Another brilliant piece from a GUNNAS WRITING MASTERCLASS WRITER
I first met Thor at high school in year 8. I had moved into 8.1 on account of my mother who was a teacher at the school and thought that the group of misfits that formed 7.6, an whom I had gleefully befriended, were not going to be a lasting or successful influence for me. Thor stood out as ‘not from these parts’. He had a uniform that roughly approximated the one we all wore down to every article, but matched none, and it was clearly assembled from various hand me downs and op shop excursions. He also had a thick Southern American accent. In a town like Stawell, and he travelled to Stawell from a far smaller and remote town of Rupanyup, the American accent alone was a death sentence. The poverty was common to most of us but when combined with the accent there really was no escape.
I look back now quite proudly that I took to Thor with open eyes but in reality it probably wasn’t due to an advanced lack of prejudice but more a sense that he was a non threatening version of myself, slightly poorer, slightly more alienated, slightly less funny. Perhaps that’s a cruel thing to say. He is after all my best friend and a profound influence in so many ways. It’s hard to put your forty something brain back into the mind and body of a 13 year old. This feels like the end of that thread but it’s not really, in the 10 minute trial my lack of continuity is starting to show. The fear that without a structure I might lose my way and write shit? Perhaps that in itself is shit? I know how to get work done, I know that shit work leads to good work, you cant build the perfect temple in your mind, and we have just watched a video drilling down the same message. This really is an exercise in finding or testing what could happen in ten minutes…back to Thor.
I think of all of my childhood as perhaps the most perfect time. It could be described as a trial if you wished to do so but the truth is that it was perfect, and it launched me to early thirties, to job, to family. Its probably the family that causes you to question. The job can longer be the achievement by which you measure and tick off success. Somehow propelling the kids is not enough. It should be but how do you achieve a balance?
Back to the childhood. It was always defined by a side kick, a best mate, and they always changed. In order: Doug, Daniel, Ty (he runs through all as a background sub best mate), the 7.6 misfits, Thor, Brian, Scott, Ben, Brett, Thor, Stuart, Thor. It does always come back to Thor. I haven’t seen him now for two years. He has his own family and it seems awkward to force these two clans together so we can chew the fat. The reality is that there is currently no sidekick. Perhaps its Olly, but you can’t do that to your son, he needs a dad, not another mate. It’s not mutually exclusive but there is a difference. It’s all pretty reflective. Could you sit through a whole novel of me self reflecting? There would need to be some actual action, some character interaction and I’m not sure I could write that well. The issue is that the books I like best are fiction. Jasper Jones has lots of self reflection. Shipping News has none. It’s the events that tease out the thinking. The Beach? I’d need to read it again, try to work out why I loved it. The ten minutes is really starting to drag now. I am deeply suspicious that she has stopped the clock. Perhaps I should try some third person?

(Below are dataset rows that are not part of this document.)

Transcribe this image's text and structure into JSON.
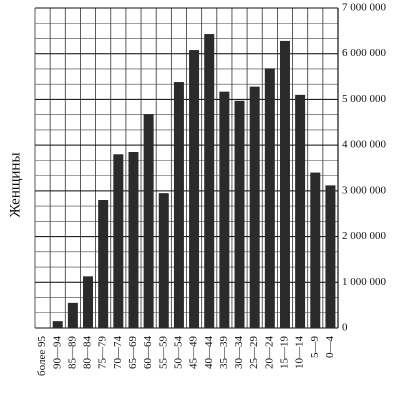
{
  "chart_data": {
    "type": "bar",
    "ylabel": "Женщины",
    "categories": [
      "более 95",
      "90—94",
      "85—89",
      "80—84",
      "75—79",
      "70—74",
      "65—69",
      "60—64",
      "55—59",
      "50—54",
      "45—49",
      "40—44",
      "35—39",
      "30—34",
      "25—29",
      "20—24",
      "15—19",
      "10—14",
      "5—9",
      "0—4"
    ],
    "values": [
      0,
      150000,
      550000,
      1130000,
      2800000,
      3800000,
      3850000,
      4680000,
      2950000,
      5380000,
      6080000,
      6430000,
      5170000,
      4970000,
      5280000,
      5680000,
      6280000,
      5100000,
      3400000,
      3120000
    ],
    "color": "#2b2b2b",
    "ylim": [
      0,
      7000000
    ],
    "yticks": [
      0,
      {
        "value": 1000000,
        "label": "1 000 000"
      },
      {
        "value": 2000000,
        "label": "2 000 000"
      },
      {
        "value": 3000000,
        "label": "3 000 000"
      },
      {
        "value": 4000000,
        "label": "4 000 000"
      },
      {
        "value": 5000000,
        "label": "5 000 000"
      },
      {
        "value": 6000000,
        "label": "6 000 000"
      },
      {
        "value": 7000000,
        "label": "7 000 000"
      }
    ],
    "grid": true
  }
}
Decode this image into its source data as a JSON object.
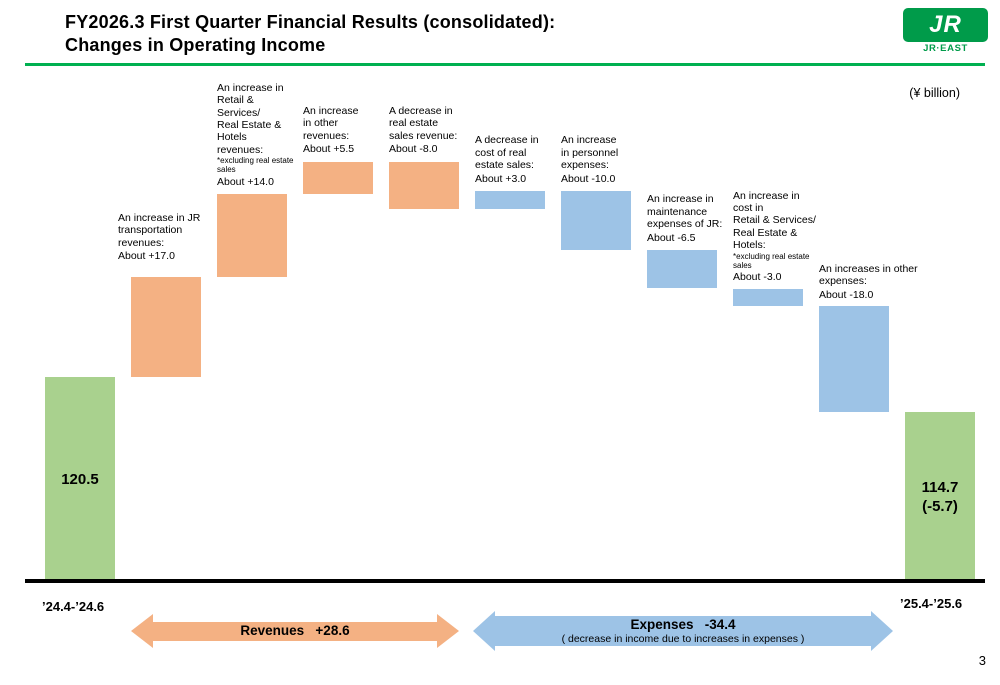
{
  "header": {
    "title_line1": "FY2026.3 First Quarter Financial Results (consolidated):",
    "title_line2": "Changes in Operating Income",
    "unit_label": "(¥ billion)",
    "logo": {
      "mark": "JR",
      "name": "JR·EAST"
    }
  },
  "chart_data": {
    "type": "waterfall",
    "title": "FY2026.3 First Quarter Changes in Operating Income",
    "unit": "¥ billion",
    "start_period": "’24.4-’24.6",
    "end_period": "’25.4-’25.6",
    "start_value": 120.5,
    "end_value": 114.7,
    "end_change": -5.7,
    "bars": [
      {
        "kind": "total",
        "group": "total",
        "value": 120.5,
        "bar_label_lines": [
          "120.5"
        ]
      },
      {
        "kind": "delta",
        "group": "revenue",
        "value": 17.0,
        "annotation": "An increase in JR\ntransportation\nrevenues:",
        "note": "",
        "value_label": "About +17.0"
      },
      {
        "kind": "delta",
        "group": "revenue",
        "value": 14.0,
        "annotation": "An increase in\nRetail &\nServices/\nReal Estate &\nHotels\nrevenues:",
        "note": "*excluding real estate\nsales",
        "value_label": "About +14.0"
      },
      {
        "kind": "delta",
        "group": "revenue",
        "value": 5.5,
        "annotation": "An increase\nin other\nrevenues:",
        "note": "",
        "value_label": "About +5.5"
      },
      {
        "kind": "delta",
        "group": "revenue",
        "value": -8.0,
        "annotation": "A decrease in\nreal estate\nsales revenue:",
        "note": "",
        "value_label": "About -8.0"
      },
      {
        "kind": "delta",
        "group": "expense",
        "value": 3.0,
        "annotation": "A decrease in\ncost of real\nestate sales:",
        "note": "",
        "value_label": "About +3.0"
      },
      {
        "kind": "delta",
        "group": "expense",
        "value": -10.0,
        "annotation": "An increase\nin personnel\nexpenses:",
        "note": "",
        "value_label": "About -10.0"
      },
      {
        "kind": "delta",
        "group": "expense",
        "value": -6.5,
        "annotation": "An increase in\nmaintenance\nexpenses of JR:",
        "note": "",
        "value_label": "About -6.5"
      },
      {
        "kind": "delta",
        "group": "expense",
        "value": -3.0,
        "annotation": "An increase in\ncost in\nRetail & Services/\nReal Estate &\nHotels:",
        "note": "*excluding real estate\nsales",
        "value_label": "About -3.0"
      },
      {
        "kind": "delta",
        "group": "expense",
        "value": -18.0,
        "annotation": "An increases in other\nexpenses:",
        "note": "",
        "value_label": "About -18.0"
      },
      {
        "kind": "total",
        "group": "total",
        "value": 114.7,
        "bar_label_lines": [
          "114.7",
          "(-5.7)"
        ]
      }
    ],
    "summary_arrows": [
      {
        "name": "revenues",
        "label": "Revenues   +28.6",
        "sublabel": "",
        "color": "#f4b183"
      },
      {
        "name": "expenses",
        "label": "Expenses   -34.4",
        "sublabel": "( decrease in income due to increases in expenses )",
        "color": "#9dc3e6"
      }
    ]
  },
  "colors": {
    "total_bar": "#a9d18e",
    "revenue_bar": "#f4b183",
    "expense_bar": "#9dc3e6",
    "title_rule": "#00b050",
    "logo_green": "#009b4a",
    "baseline": "#000000"
  },
  "footer": {
    "page_number": "3"
  }
}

Ray sat in the writing class wondering exactly what he might get out of it. Being the only male was not particularly surprising in hindsight (perhaps a little in real time) but the mix of personalities was a pleasant surprise. Some of these people have been writing for years and there seem some genuinely recognisable stars. Its safe to say that Ray is the only one in the room who knows nothing about the host. Her enthusiastic and frequent embrace of the word cunt reminds him of an old house mate, Lucy, and more specifically her mother, both of whom were regular c bomb offenders. That house in Brunswick was a seminal chapter in Rays evolution. House mates he neither knew nor, for extended periods, liked, but grew to love.
Back to the third person.
The pen has created a red furrow in his index finger, plain evidence of a lack of recent pen form.
‘Does anybodies finger hurt?’
It got a laugh but the room was pretty focused. There was a collective determination, a bit like a marathon pack, right beside each other but at the same time completely in your own head.
Ray looked outside the window, a glance really, pausing now would feel like failure. Dev had given strict instruction that the pen could not stop. The leaves outside where practically glowing read and Rays mind drifted to what might otherwise be on this resplendent autumn afternoon. What would the kids be doing? No doubt Baba had arranged some kind of activities but the tone at drop off suggested there would be a fair bit of screen time too.
Some dialogue.
Ray arrived 15 minutes early. It had felt like a tight drop when he bustled the kids out the door and drop off at Babas had been nothing short of abrupt. Dump and run. The Saturday traffic had been kind though and he now found himself with ten minutes to wait. The venue was clearly closed with no prospect of opening ahead of time. Whoever was in there was pottering about in the same non attentive and dismissive manner as the kinder carers before the 8:30 door open. Whatever they were doing, it was going to take until exactly 10:00am, their walk to the door timed to hit the handle as the second hand struck twelve. There were two people outside…the clock stops. Its pens down.